According to the present invention, a stepping motor is used as a drive motor for driving the moving part of the optical system, and the natural frequency of the mirror and a value obtained by multiplying the fundamental drive frequency of the stepping motor by an integer n, or the natural frequency of the mirror, Since the value obtained by dividing the basic driving frequency of the motor by the integer n is different, the resonance phenomenon of the mirrors is prevented, the blurring of the original light image derived by these mirrors is reduced, and the clear image without disturbance is obtained. It has become possible to provide an image reading device that can obtain various reproduced images.

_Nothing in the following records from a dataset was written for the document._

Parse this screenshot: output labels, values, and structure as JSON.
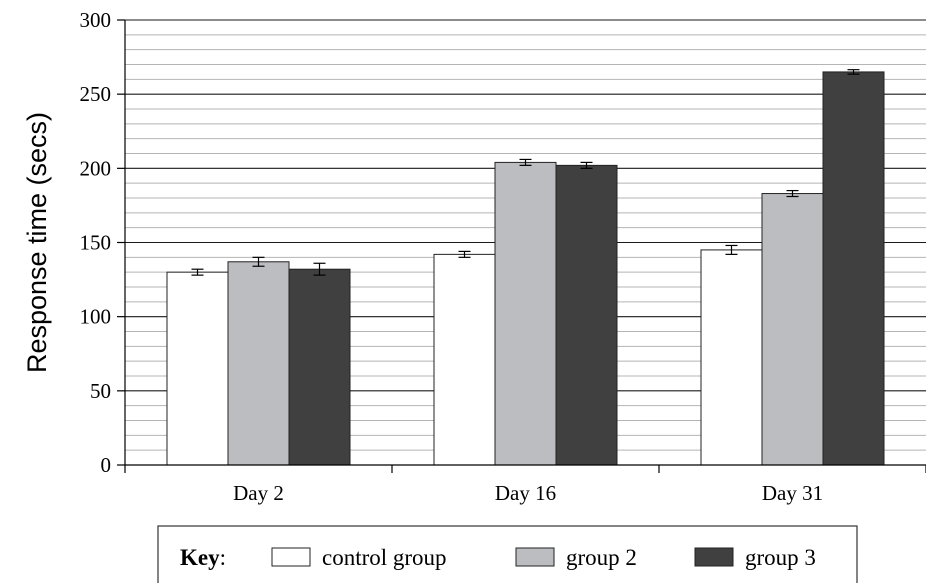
{
  "chart_data": {
    "type": "bar",
    "title": "",
    "xlabel": "",
    "ylabel": "Response time (secs)",
    "ylim": [
      0,
      300
    ],
    "yticks": [
      0,
      50,
      100,
      150,
      200,
      250,
      300
    ],
    "minor_grid_step": 10,
    "grid": true,
    "categories": [
      "Day 2",
      "Day 16",
      "Day 31"
    ],
    "series": [
      {
        "name": "control group",
        "values": [
          130,
          142,
          145
        ],
        "errors": [
          2,
          2,
          3
        ],
        "color": "#ffffff"
      },
      {
        "name": "group 2",
        "values": [
          137,
          204,
          183
        ],
        "errors": [
          3,
          2,
          2
        ],
        "color": "#bcbdc0"
      },
      {
        "name": "group 3",
        "values": [
          132,
          202,
          265
        ],
        "errors": [
          4,
          2,
          1.5
        ],
        "color": "#404040"
      }
    ],
    "legend": {
      "title": "Key",
      "separator": ":",
      "position": "bottom"
    }
  }
}
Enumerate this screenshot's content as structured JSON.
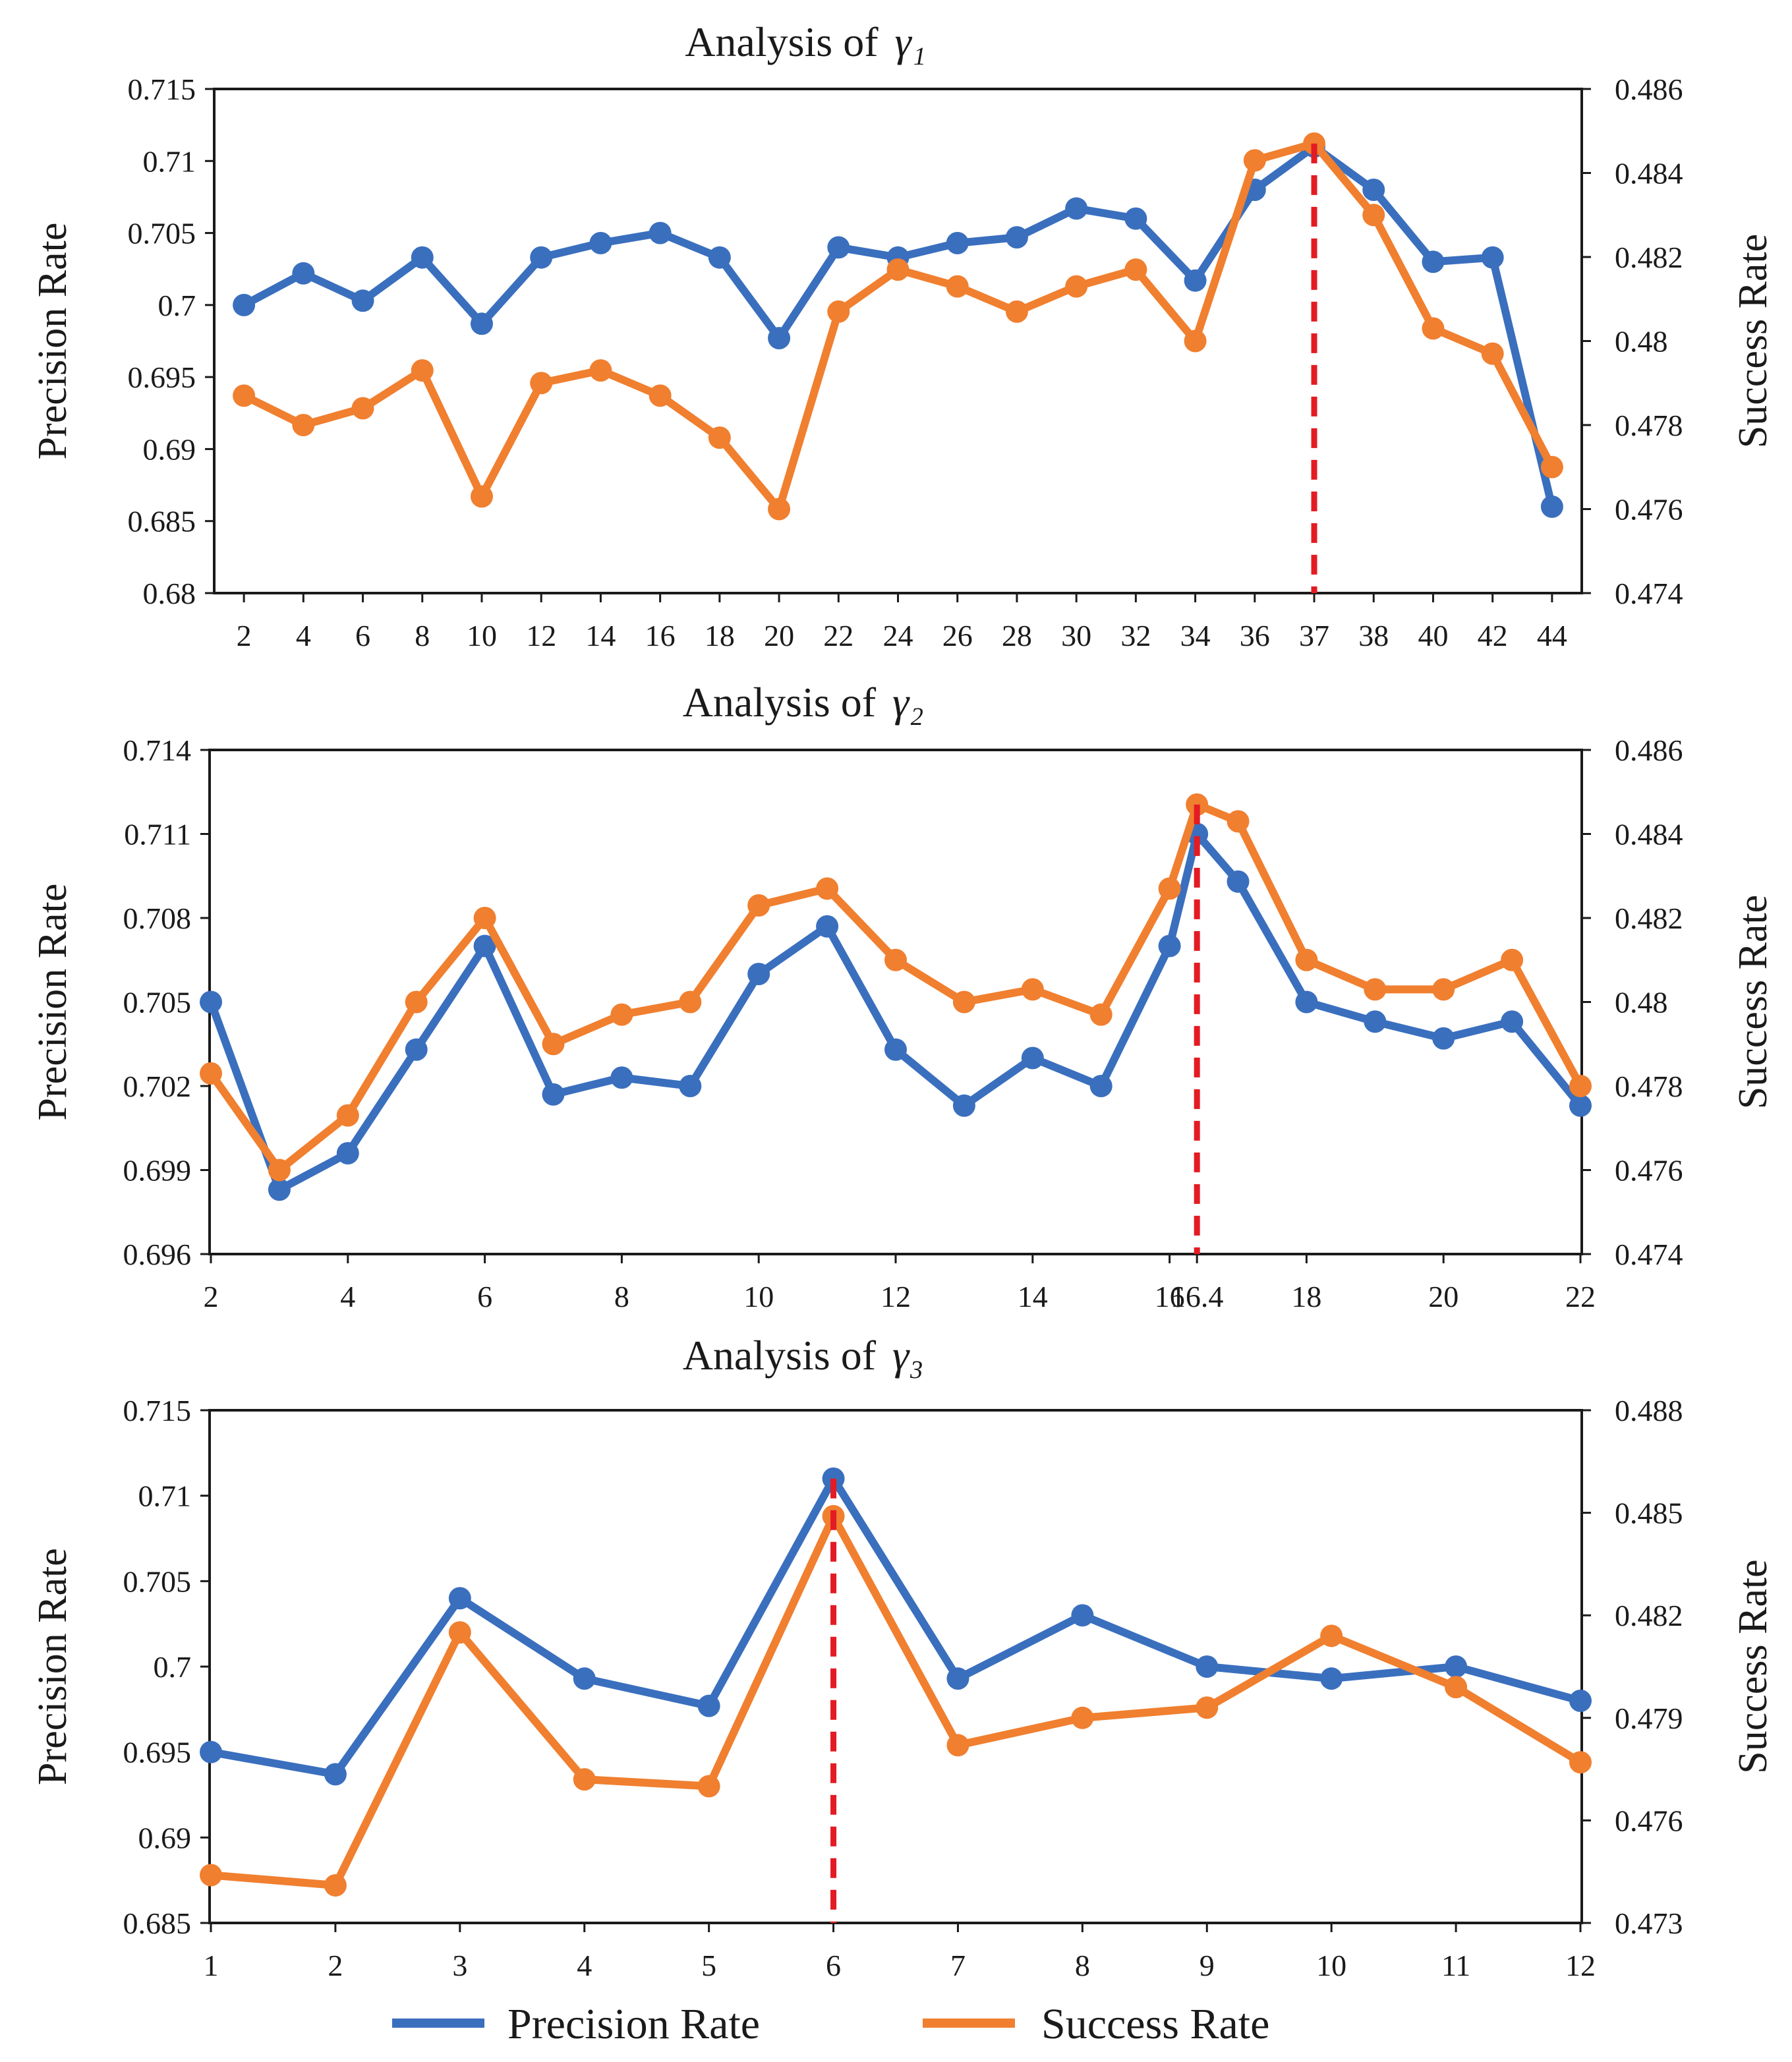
{
  "colors": {
    "precision": "#3A6FBE",
    "success": "#F07F2F",
    "marker": "#E31B23",
    "axis": "#1a1a1a"
  },
  "legend": {
    "precision_label": "Precision Rate",
    "success_label": "Success Rate"
  },
  "chart_data": [
    {
      "type": "line",
      "title": "Analysis of",
      "title_symbol": "γ₁",
      "xlabel": "",
      "ylabel_left": "Precision Rate",
      "ylabel_right": "Success Rate",
      "categories": [
        "2",
        "4",
        "6",
        "8",
        "10",
        "12",
        "14",
        "16",
        "18",
        "20",
        "22",
        "24",
        "26",
        "28",
        "30",
        "32",
        "34",
        "36",
        "37",
        "38",
        "40",
        "42",
        "44"
      ],
      "ylim_left": [
        0.68,
        0.715
      ],
      "yticks_left": [
        "0.68",
        "0.685",
        "0.69",
        "0.695",
        "0.7",
        "0.705",
        "0.71",
        "0.715"
      ],
      "ylim_right": [
        0.474,
        0.486
      ],
      "yticks_right": [
        "0.474",
        "0.476",
        "0.478",
        "0.48",
        "0.482",
        "0.484",
        "0.486"
      ],
      "series": [
        {
          "name": "Precision Rate",
          "axis": "left",
          "values": [
            0.7,
            0.7022,
            0.7003,
            0.7033,
            0.6987,
            0.7033,
            0.7043,
            0.705,
            0.7033,
            0.6977,
            0.704,
            0.7033,
            0.7043,
            0.7047,
            0.7067,
            0.706,
            0.7017,
            0.708,
            0.711,
            0.708,
            0.703,
            0.7033,
            0.686
          ]
        },
        {
          "name": "Success Rate",
          "axis": "right",
          "values": [
            0.4787,
            0.478,
            0.4784,
            0.4793,
            0.4763,
            0.479,
            0.4793,
            0.4787,
            0.4777,
            0.476,
            0.4807,
            0.4817,
            0.4813,
            0.4807,
            0.4813,
            0.4817,
            0.48,
            0.4843,
            0.4847,
            0.483,
            0.4803,
            0.4797,
            0.477
          ]
        }
      ],
      "highlight_category": "37",
      "grid": false
    },
    {
      "type": "line",
      "title": "Analysis of",
      "title_symbol": "γ₂",
      "xlabel": "",
      "ylabel_left": "Precision Rate",
      "ylabel_right": "Success Rate",
      "x": [
        2,
        3,
        4,
        5,
        6,
        7,
        8,
        9,
        10,
        11,
        12,
        13,
        14,
        15,
        16,
        16.4,
        17,
        18,
        19,
        20,
        21,
        22
      ],
      "xlim": [
        2,
        22
      ],
      "xtick_values": [
        2,
        4,
        6,
        8,
        10,
        12,
        14,
        16,
        16.4,
        18,
        20,
        22
      ],
      "xtick_labels": [
        "2",
        "4",
        "6",
        "8",
        "10",
        "12",
        "14",
        "16",
        "16.4",
        "18",
        "20",
        "22"
      ],
      "ylim_left": [
        0.696,
        0.714
      ],
      "yticks_left": [
        "0.696",
        "0.699",
        "0.702",
        "0.705",
        "0.708",
        "0.711",
        "0.714"
      ],
      "ylim_right": [
        0.474,
        0.486
      ],
      "yticks_right": [
        "0.474",
        "0.476",
        "0.478",
        "0.48",
        "0.482",
        "0.484",
        "0.486"
      ],
      "series": [
        {
          "name": "Precision Rate",
          "axis": "left",
          "values": [
            0.705,
            0.6983,
            0.6996,
            0.7033,
            0.707,
            0.7017,
            0.7023,
            0.702,
            0.706,
            0.7077,
            0.7033,
            0.7013,
            0.703,
            0.702,
            0.707,
            0.711,
            0.7093,
            0.705,
            0.7043,
            0.7037,
            0.7043,
            0.7013
          ]
        },
        {
          "name": "Success Rate",
          "axis": "right",
          "values": [
            0.4783,
            0.476,
            0.4773,
            0.48,
            0.482,
            0.479,
            0.4797,
            0.48,
            0.4823,
            0.4827,
            0.481,
            0.48,
            0.4803,
            0.4797,
            0.4827,
            0.4847,
            0.4843,
            0.481,
            0.4803,
            0.4803,
            0.481,
            0.478
          ]
        }
      ],
      "highlight_x": 16.4,
      "grid": false
    },
    {
      "type": "line",
      "title": "Analysis of",
      "title_symbol": "γ₃",
      "xlabel": "",
      "ylabel_left": "Precision Rate",
      "ylabel_right": "Success Rate",
      "x": [
        1,
        2,
        3,
        4,
        5,
        6,
        7,
        8,
        9,
        10,
        11,
        12
      ],
      "xlim": [
        1,
        12
      ],
      "xtick_values": [
        1,
        2,
        3,
        4,
        5,
        6,
        7,
        8,
        9,
        10,
        11,
        12
      ],
      "xtick_labels": [
        "1",
        "2",
        "3",
        "4",
        "5",
        "6",
        "7",
        "8",
        "9",
        "10",
        "11",
        "12"
      ],
      "ylim_left": [
        0.685,
        0.715
      ],
      "yticks_left": [
        "0.685",
        "0.69",
        "0.695",
        "0.7",
        "0.705",
        "0.71",
        "0.715"
      ],
      "ylim_right": [
        0.473,
        0.488
      ],
      "yticks_right": [
        "0.473",
        "0.476",
        "0.479",
        "0.482",
        "0.485",
        "0.488"
      ],
      "series": [
        {
          "name": "Precision Rate",
          "axis": "left",
          "values": [
            0.695,
            0.6937,
            0.704,
            0.6993,
            0.6977,
            0.711,
            0.6993,
            0.703,
            0.7,
            0.6993,
            0.7,
            0.698
          ]
        },
        {
          "name": "Success Rate",
          "axis": "right",
          "values": [
            0.4744,
            0.4741,
            0.4815,
            0.4772,
            0.477,
            0.4849,
            0.4782,
            0.479,
            0.4793,
            0.4814,
            0.4799,
            0.4777
          ]
        }
      ],
      "highlight_x": 6,
      "grid": false
    }
  ]
}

[Brief description of drawings]

FIG. 1 is a perspective view of an image reading apparatus according to an embodiment of the present invention,
FIG. 2 is a side sectional view of an image reading device according to an embodiment of the present invention, FIG. 3 is a configuration diagram of the image reading device, FIG. 4 is a characteristic diagram showing a natural frequency of the mirror, and FIG. FIG. 6 is a characteristic diagram showing the relationship between the natural frequency and the displacement amount, and FIG. 6 is a spectrum analysis diagram of the vibration frequency of the stepping motor. 1 ... original glass, 2 ... original 3 ... slide rail, 7 ... first mirror 9a, 9b ... mirror 10 ... stepping motor 20 ... imaging unit, 40 ... exposure light source unit 80 ... movable Mirror unit 90 …… Side wall of skeletal body f ₀ …… Mirror natural frequency, f ₁ …… Basic drive frequency n …… Integer

Claims (1)

[Claims] 1. An image reading apparatus in which an original on a platen glass is scanned and exposed by an exposure light source of an optical system and an optical image of the original is led out into an image pickup unit by a plurality of mirrors of the optical system. In the above, a stepping motor is used as a drive motor for driving the moving part of the optical system, and the natural frequency f ₀ of the mirror and a value obtained by multiplying the fundamental drive frequency f ₁ of the stepping motor by an integer n, or An image reading apparatus characterized in that a natural frequency f ₀ is different from a value obtained by dividing the basic driving frequency f ₁ of the stepping motor by an integer n.